Der Bayerische Wald ist geprägt durch seine Nähe zur tschechischen Grenze und den ehemaligen Eisernen Vorhang. „Das war schon das Ende der Welt. Bis zur Grenzöffnung war dort wirklich nur Wald. Da gab es nicht viel anderes – das ist halt tiefstes Niederbayern“, sagt Eder anerkennend. Der Film verdeutlicht, dass eine Koexistenz von Mensch und wilder Natur nicht nur möglich, sondern die Zukunft ist. Alle in der Dokumentation zu Worte kommenden Experten wie Förster Peter Langhammer und Jörg Müller, Leiter Abteilung Naturschutz und Forschung Nationalpark Bayerischer Wald, verbinden mit dem Projekt „Natur Natur sein lassen“ und Film Wünsche und Hoffnungen.

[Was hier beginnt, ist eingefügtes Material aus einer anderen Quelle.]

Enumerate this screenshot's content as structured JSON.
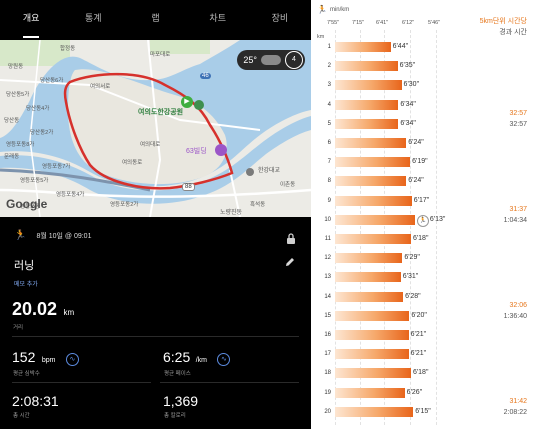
{
  "tabs": [
    "개요",
    "통계",
    "랩",
    "차트",
    "장비"
  ],
  "map": {
    "weather_temp": "25°",
    "weather_badge": "4",
    "place_park": "여의도한강공원",
    "place_63": "63빌딩",
    "place_bridge": "한강대교",
    "place_noryang": "노량진동",
    "google": "Google",
    "labels": [
      "망원동",
      "합정동",
      "당산동6가",
      "당산동5가",
      "당산동4가",
      "당산동2가",
      "당산동",
      "영등포동8가",
      "영등포동7가",
      "영등포동5가",
      "영등포동",
      "영등포동4가",
      "영등포동2가",
      "영등포동1가",
      "문래동",
      "여의서로",
      "여의대로",
      "여의동로",
      "마포대로",
      "이촌동",
      "흑석동"
    ],
    "road_nums": [
      "46",
      "88"
    ]
  },
  "activity": {
    "date": "8월 10일 @ 09:01",
    "title": "러닝",
    "memo": "메모 추가",
    "distance_value": "20.02",
    "distance_unit": "km",
    "distance_label": "거리",
    "hr_value": "152",
    "hr_unit": "bpm",
    "hr_label": "평균 심박수",
    "pace_value": "6:25",
    "pace_unit": "/km",
    "pace_label": "평균 페이스",
    "time_value": "2:08:31",
    "time_label": "총 시간",
    "cal_value": "1,369",
    "cal_label": "총 칼로리"
  },
  "splits": {
    "unit_label": "min/km",
    "axis_label": "km",
    "header_orange": "5km단위 시간당",
    "header_gray": "경과 시간",
    "ticks": [
      "7'55\"",
      "7'15\"",
      "6'41\"",
      "6'12\"",
      "5'46\""
    ],
    "rows": [
      {
        "km": "1",
        "pace": "6'44\"",
        "sec": 404
      },
      {
        "km": "2",
        "pace": "6'35\"",
        "sec": 395
      },
      {
        "km": "3",
        "pace": "6'30\"",
        "sec": 390
      },
      {
        "km": "4",
        "pace": "6'34\"",
        "sec": 394
      },
      {
        "km": "5",
        "pace": "6'34\"",
        "sec": 394,
        "cum1": "32:57",
        "cum2": "32:57"
      },
      {
        "km": "6",
        "pace": "6'24\"",
        "sec": 384
      },
      {
        "km": "7",
        "pace": "6'19\"",
        "sec": 379
      },
      {
        "km": "8",
        "pace": "6'24\"",
        "sec": 384
      },
      {
        "km": "9",
        "pace": "6'17\"",
        "sec": 377
      },
      {
        "km": "10",
        "pace": "6'13\"",
        "sec": 373,
        "best": true,
        "cum1": "31:37",
        "cum2": "1:04:34"
      },
      {
        "km": "11",
        "pace": "6'18\"",
        "sec": 378
      },
      {
        "km": "12",
        "pace": "6'29\"",
        "sec": 389
      },
      {
        "km": "13",
        "pace": "6'31\"",
        "sec": 391
      },
      {
        "km": "14",
        "pace": "6'28\"",
        "sec": 388
      },
      {
        "km": "15",
        "pace": "6'20\"",
        "sec": 380,
        "cum1": "32:06",
        "cum2": "1:36:40"
      },
      {
        "km": "16",
        "pace": "6'21\"",
        "sec": 381
      },
      {
        "km": "17",
        "pace": "6'21\"",
        "sec": 381
      },
      {
        "km": "18",
        "pace": "6'18\"",
        "sec": 378
      },
      {
        "km": "19",
        "pace": "6'26\"",
        "sec": 386
      },
      {
        "km": "20",
        "pace": "6'15\"",
        "sec": 375,
        "cum1": "31:42",
        "cum2": "2:08:22"
      }
    ]
  },
  "colors": {
    "accent_orange": "#e6761b",
    "route_red": "#d6312c",
    "memo_blue": "#82aaf2",
    "river": "#a9cde8"
  }
}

„Brauchen anderen Umgang mit unseren Wäldern“

Für die TV-Journalistin Lisa Eder ist die wichtigste Botschaft nach 85 Minuten eindeutig der Schlusssatz von Diana L. Six, Entomologin von der Universität Montana. Die US-amerikanische Insektenforscherin ist sicher: „Wir brauchen einen anderen Umgang mit unseren Wäldern, nur so können wir die Natur auf unserem Planeten erhalten, statt noch mehr zu verlieren!“ Dieses Zurück zur Natur unterschreibt Lisa Eder sofort und ergänzt: „Es sollte uns gelingen, Vertrauen in die Natur zu haben und weniger einzugreifen. Die Natur kann es besser als wir – wir Menschen müssen uns herausnehmen.“

Wolfgang Wittenburg


Zu sehen auf Arte am Donnerstag, 7. September, 20.15 Uhr.